Furthermore, an additional 20% decline in the Northeast rig count could result in significant production declines in the region, tightening summer 2020 balances. Texas has also demonstrated some slight recent production declines as the Permian Basin continues to shed rigs as well.
Cabot Oil & Gas said during its most recent earnings call it was ready to show no growth in production volumes at all next year if gas prices stay below the $2.50/MMBtu mark. While not offering any specific guidance yet, Southwestern Energy indicated it would consider pausing drilling altogether if prices continue to fall, repeating actions it took in early 2016 when prices were low.
Appalachian drillers Range Resources and CNX Gas also pointed to lower spending on drilling and completions next year, with the former not ruling out a scenario where the producer would “allow production to go into a modest decline” in 2020 should market conditions dictate.
Also, LNG feedgas demand is exceeding Platts Analytics’ base case forecast for the balance of winter, further tightening balances. Total US feedgas deliveries reached a new all-time high of 8.51 Bcf/d in late December, with the recent surge driven by higher flows to Cameron LNG and Sabine Pass.
Deliveries to Cameron have reached a new high of 0.8 Bcf/d as commissioning activities ramp up for the facility’s second train. Train 2 is scheduled to enter commercial service in April 2020. In addition to Cameron, deliveries to Sabine Pass strengthened above 4.2 Bcf/d. US LNG feedgas set a record-breaking monthly average in December at 7.95 Bcf/d. That mark is 250 MMcf/d higher than Platts Analytics’ base forecast for feedgas deliveries for winter 2019-20.
The year has also ended with a steady decline in Permian rigs as well, which lost nine in the final week to 395, according to Enverus. This marked the lowest active rig count in the basin since June 2017. However, operators in the basin hold a plethora of drilled but uncompleted wells, allowing them to grow production without punching new holes. Total US active rigs ended the year at 686, the lowest level since March 2017.
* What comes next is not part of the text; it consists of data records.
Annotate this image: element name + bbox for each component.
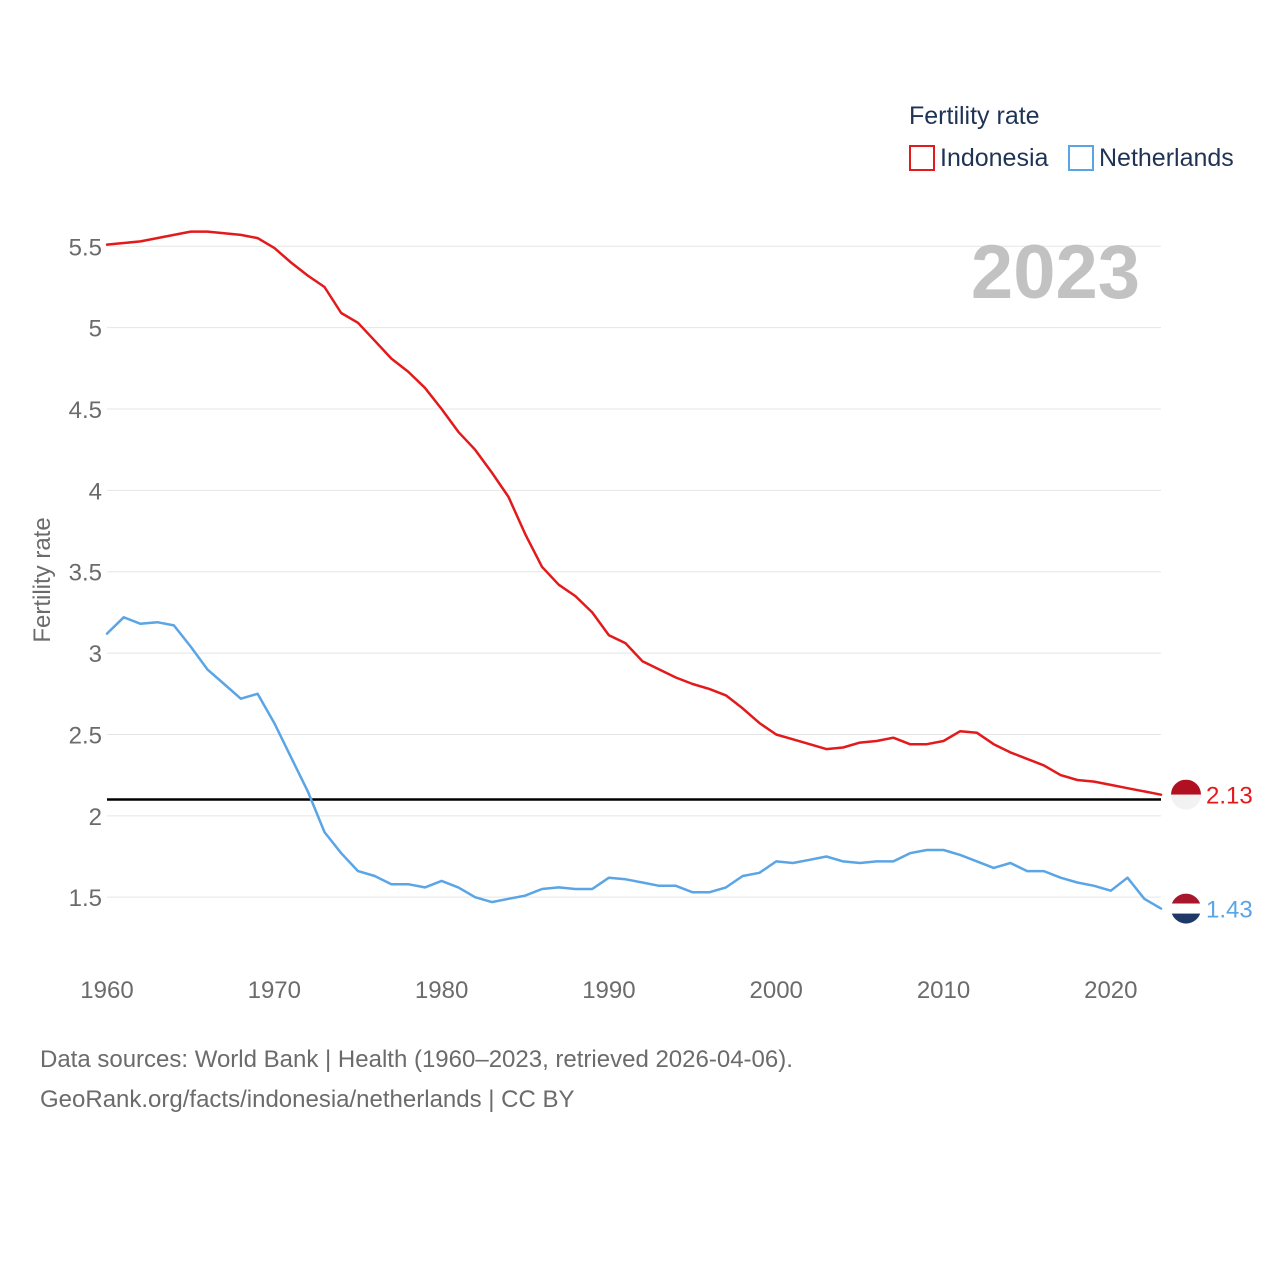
- end-markers: 2.13 1.43: [1171, 779, 1253, 924]
- y-tick-label: 5: [89, 316, 102, 343]
- legend-title: Fertility rate: [909, 102, 1040, 130]
- footer: Data sources: World Bank | Health (1960–…: [40, 1040, 793, 1120]
- netherlands-flag-icon: [1171, 893, 1201, 924]
- x-tick-label: 2010: [917, 977, 970, 1004]
- y-tick-label: 4.5: [69, 397, 102, 424]
- end-label-indonesia: 2.13: [1206, 783, 1253, 810]
- x-tick-label: 1970: [248, 977, 301, 1004]
- legend-label-indonesia[interactable]: Indonesia: [940, 144, 1049, 172]
- x-tick-label: 1980: [415, 977, 468, 1004]
- legend-swatch-netherlands[interactable]: [1068, 145, 1094, 171]
- y-tick-label: 2.5: [69, 722, 102, 749]
- series-line-indonesia[interactable]: [105, 230, 1163, 796]
- x-axis-ticks: 1960 1970 1980 1990 2000 2010 2020: [80, 977, 1137, 1004]
- y-tick-label: 5.5: [69, 234, 102, 261]
- end-label-netherlands: 1.43: [1206, 897, 1253, 924]
- data-sources-text: Data sources: World Bank | Health (1960–…: [40, 1046, 793, 1073]
- y-tick-label: 3: [89, 641, 102, 668]
- y-tick-label: 3.5: [69, 560, 102, 587]
- x-tick-label: 2000: [750, 977, 803, 1004]
- x-tick-label: 1960: [80, 977, 133, 1004]
- indonesia-flag-icon: [1171, 779, 1201, 810]
- x-tick-label: 1990: [582, 977, 635, 1004]
- legend-label-netherlands[interactable]: Netherlands: [1099, 144, 1234, 172]
- series-lines: [105, 230, 1163, 910]
- grid-lines: [107, 245, 1161, 898]
- attribution-text: GeoRank.org/facts/indonesia/netherlands …: [40, 1086, 575, 1113]
- legend: Fertility rate Indonesia Netherlands: [909, 102, 1234, 172]
- y-tick-label: 1.5: [69, 885, 102, 912]
- series-line-netherlands[interactable]: [105, 616, 1163, 910]
- y-tick-label: 4: [89, 478, 102, 505]
- y-tick-label: 2: [89, 804, 102, 831]
- legend-swatch-indonesia[interactable]: [909, 145, 935, 171]
- y-axis-ticks: 1.5 2 2.5 3 3.5 4 4.5 5 5.5: [69, 234, 102, 912]
- y-axis-title: Fertility rate: [29, 517, 56, 642]
- year-label: 2023: [971, 230, 1140, 315]
- x-tick-label: 2020: [1084, 977, 1137, 1004]
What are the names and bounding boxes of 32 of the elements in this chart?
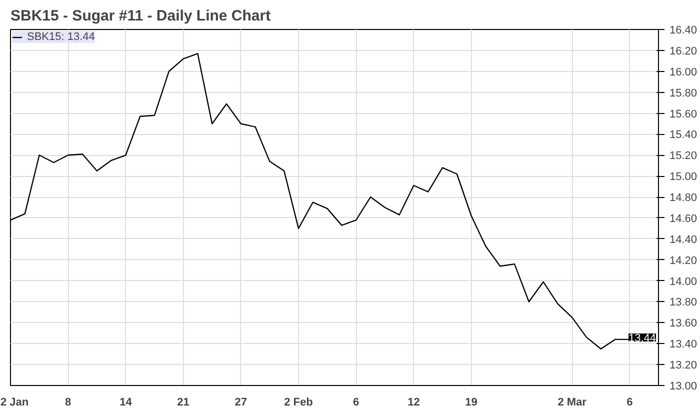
x-tick-label: 27	[234, 396, 248, 408]
y-tick-label: 14.80	[670, 192, 698, 204]
annotation: 13.44	[628, 332, 656, 344]
chart-title: SBK15 - Sugar #11 - Daily Line Chart	[10, 8, 271, 24]
y-tick-label: 15.40	[670, 129, 698, 142]
y-tick-label: 13.40	[670, 338, 698, 351]
y-tick-label: 13.60	[670, 318, 698, 330]
x-tick-label: 8	[65, 396, 72, 408]
y-tick-label: 14.00	[670, 276, 698, 288]
y-tick-label: 13.00	[670, 380, 698, 392]
y-tick-label: 14.60	[670, 212, 698, 225]
legend-label: SBK15: 13.44	[27, 31, 95, 43]
y-tick-label: 13.20	[670, 360, 698, 372]
x-tick-label: 2 Mar	[558, 396, 588, 408]
y-tick-label: 16.20	[670, 45, 698, 58]
y-tick-label: 14.20	[670, 254, 698, 267]
y-tick-label: 15.20	[670, 150, 698, 162]
x-tick-label: 14	[120, 396, 133, 408]
y-tick-label: 16.40	[670, 24, 698, 36]
y-tick-label: 14.40	[670, 234, 698, 246]
x-tick-label: 6	[353, 396, 360, 408]
x-tick-label: 2 Feb	[284, 396, 314, 408]
y-tick-label: 16.00	[670, 66, 698, 78]
y-tick-label: 15.00	[670, 171, 698, 184]
x-tick-label: 19	[465, 396, 478, 408]
x-tick-label: 21	[177, 396, 190, 408]
x-tick-label: 12	[408, 396, 420, 408]
y-tick-label: 13.80	[670, 296, 698, 309]
y-tick-label: 15.80	[670, 87, 698, 100]
x-tick-label: 2 Jan	[0, 396, 29, 408]
x-tick-label: 6	[626, 396, 633, 408]
y-tick-label: 15.60	[670, 108, 698, 120]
Taken together, if US production holds near 91 Bcf/d for the balance of winter, which is not out of the question given recent Northeast production readings and stalling drilling activity, there would be roughly 2 Bcf/d (or about 200 Bcf) of downside risk to end-of-March storage levels in the US.
Coupled with the upside risk to feedgas, stocks could finish the winter about 200 to 250 Bcf below Platts Analytics’ forecast, leaving inventories around 1.7 Tcf exiting the winter. This tightness would likely carry into the summer and present upside risk to Henry Hub prices, especially if rig declines continue in the Northeast.
Despite some bullish indicators, Henry Hub futures remain at multiyear lows, especially for the balance of winter, which ended the year at an average price of $2.17/MMBtu. No futures priced above $2.20 appeared until the June contract.
The summer build-up is expected to push inventories above their previous five-year maximums, continuing through injection season to finish October at 3.9 Tcf, according to Platts Analytics. This is a surplus relative to the five-year average of 3.7 Tcf.
As always, the major uncertainty in the inventory forecast is from the weather. Platts Analytics uses 10-year normals for the reference case five-year forecast, but alternative weather scenarios show end-of-March storage could swing up or down by 450 to 500 Bcf — with January explaining almost 45% of this potential change. Under a colder-than-normal scenario, additional pressure on end-March storage would materialize through production disruptions via freeze-offs and/or delays to completion activity. Historical analysis suggests roughly 50 to 100 Bcf of production could be affected.